مسند الشافعي ٥٨٥: أَخْبَرَنَا أَنَسُ بْنُ عِيَاضٍ، عَنْ مُوسَى بْنِ عُقْبَةَ، عَنْ نَافِعٍ، عَنِ ابْنِ عُمَرَ، أَنَّهُ قَالَ: " مَنْ أَدْرَكَ لَيْلَةَ النَّحْرِ مِنَ الْحَاجِّ فَوَقَفَ بِحِيَالِ عَرَفَةَ قَبْلَ أَنْ يَطْلُعَ الْفَجْرُ فَقَدْ أَدْرَكَ الْحَجَّ، وَمَنْ لَمْ يُدْرِكْ عَرَفَةَ فَوَقَفَ بِهَا قَبْلَ أَنْ يَطْلُعَ الْفَجْرُ فَقَدْ فَاتَهُ الْحَجُّ، فَلْيَأْتِ الْبَيْتَ فَلْيَطُفْ بِهِ سَبْعًا، وَيَطُوفُ بَيْنَ الصَّفَا وَالْمَرْوَةِ سَبْعًا، ثُمَّ لِيَحْلِقْ أَوْ يَقْصُرْ إِنْ شَاءَ، وَإِنْ كَانَ مَعَهُ هَدْيُهُ فَلْيَنْحَرْهُ قَبْلَ أَنْ يَحْلِقَ، فَإِذَا فَرَغَ مِنْ طَوَافِهِ وَسَعْيِهِ فَلْيَحْلِقْ أَوْ يَقْصُرْ، ثُمَّ لِيَرْجِعْ إِلَى أَهْلِهِ، فَإِنْ أَدْرَكَهُ الْحَجُّ قَابِلَ فَلْيَحْجُجْ إِنِ اسْتَطَاعَ، وَلْيُهْدِ بَدَنَةً، فَإِنْ لَمْ يَجِدْ هَدْيًا فَلْيَصُمْ عَنْهُ ثَلَاثَةَ أَيَّامٍ فِي الْحَجِّ وَسَبْعَةً إِذَا رَجَعَ إِلَى أَهْلِهِ

Artinya: Musnad Syafi'i nomor 585: telah mengabarkan kepada kami Anas bin Iyadh dari Musa bin Uqbah, dari Nafi', dari Ibnu Umar bahwasannya ia pernah berkata, “Barangsiapa di antara orang yang berhaji menjumpai di malam Hari Raya Kurban sehingga wukuf di bukit Arafah sebelum fajar menyingsing, berarti ia telah menjumpai haji. Barangsiapa yang tidak menjumpai Arafah dan melakukan wukuf padanya sebelum fajar, berarti ia ketinggalan ibadah haji. Hendaklah ia mendatangi Baitullah, lalu melakukan tawaf sebanyak 7 kali, demikian juga sai antara Safa dan Marwah sebanyak 7 kali.
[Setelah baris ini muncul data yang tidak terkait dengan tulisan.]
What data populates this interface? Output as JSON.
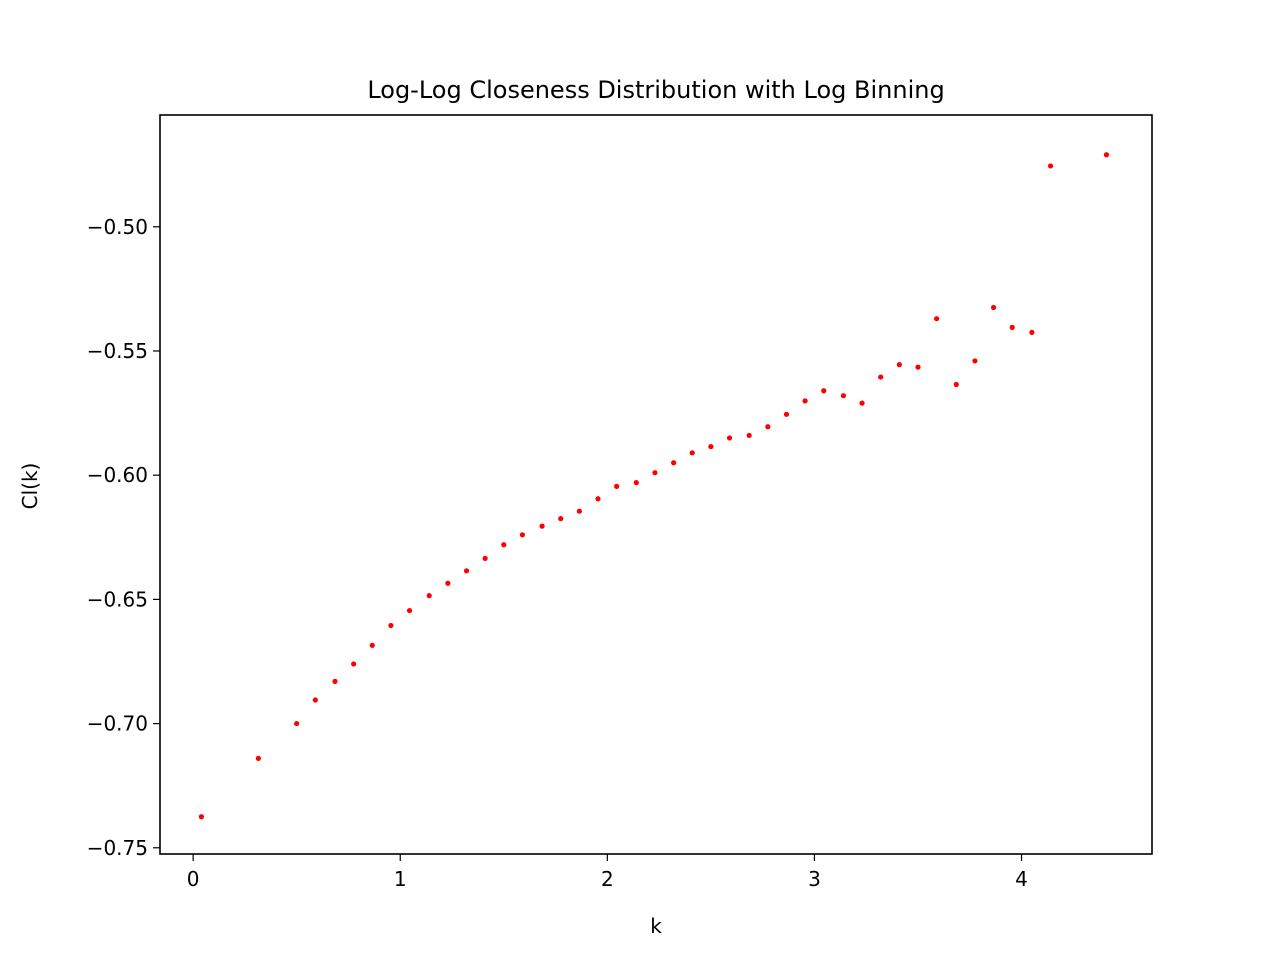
{
  "chart_data": {
    "type": "scatter",
    "title": "Log-Log Closeness Distribution with Log Binning",
    "xlabel": "k",
    "ylabel": "Cl(k)",
    "xlim": [
      -0.16,
      4.63
    ],
    "ylim": [
      -0.7525,
      -0.455
    ],
    "xticks": [
      0,
      1,
      2,
      3,
      4
    ],
    "xtick_labels": [
      "0",
      "1",
      "2",
      "3",
      "4"
    ],
    "yticks": [
      -0.75,
      -0.7,
      -0.65,
      -0.6,
      -0.55,
      -0.5
    ],
    "ytick_labels": [
      "−0.75",
      "−0.70",
      "−0.65",
      "−0.60",
      "−0.55",
      "−0.50"
    ],
    "grid": false,
    "marker_color": "#ff0000",
    "series": [
      {
        "x": [
          0.04,
          0.315,
          0.5,
          0.59,
          0.685,
          0.775,
          0.865,
          0.955,
          1.045,
          1.14,
          1.23,
          1.32,
          1.41,
          1.5,
          1.59,
          1.685,
          1.775,
          1.865,
          1.955,
          2.045,
          2.14,
          2.23,
          2.32,
          2.41,
          2.5,
          2.59,
          2.685,
          2.775,
          2.865,
          2.955,
          3.045,
          3.14,
          3.23,
          3.32,
          3.41,
          3.5,
          3.59,
          3.685,
          3.775,
          3.865,
          3.955,
          4.05,
          4.14,
          4.41
        ],
        "y": [
          -0.7375,
          -0.714,
          -0.7,
          -0.6905,
          -0.683,
          -0.676,
          -0.6685,
          -0.6605,
          -0.6545,
          -0.6485,
          -0.6435,
          -0.6385,
          -0.6335,
          -0.628,
          -0.624,
          -0.6205,
          -0.6175,
          -0.6145,
          -0.6095,
          -0.6045,
          -0.603,
          -0.599,
          -0.595,
          -0.591,
          -0.5885,
          -0.585,
          -0.584,
          -0.5805,
          -0.5755,
          -0.5701,
          -0.566,
          -0.568,
          -0.571,
          -0.5605,
          -0.5555,
          -0.5565,
          -0.537,
          -0.5635,
          -0.554,
          -0.5325,
          -0.5405,
          -0.5425,
          -0.4755,
          -0.471
        ]
      }
    ]
  }
}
Kemudian ia mencukur rambutnya, dan jika suka boleh memotongnya. Apabila ia membawa hewan kurban, hendaklah menyembelihnya sebelum bercukur. Apabila telah selesai dari tawaf dan sai, hendaklah ia mencukur atau memendekkan rambutnya, lalu ia boleh kembali kepada keluarganya jika ia menghendaki. Bila datang lagi kepadanya musim haji pada tahun berikutnya, hendaklah ia melakukan haji jika mampu, dan hendaklah menyembelih seekor hewan kurban. Jika ia tidak menemukan hewan kurban, hendaklah ia berpuasa sebagai gantinya selama 3 hari dalam hari-hari haji dan 7 hari berikutnya bila telah kembali kepada keluarganya.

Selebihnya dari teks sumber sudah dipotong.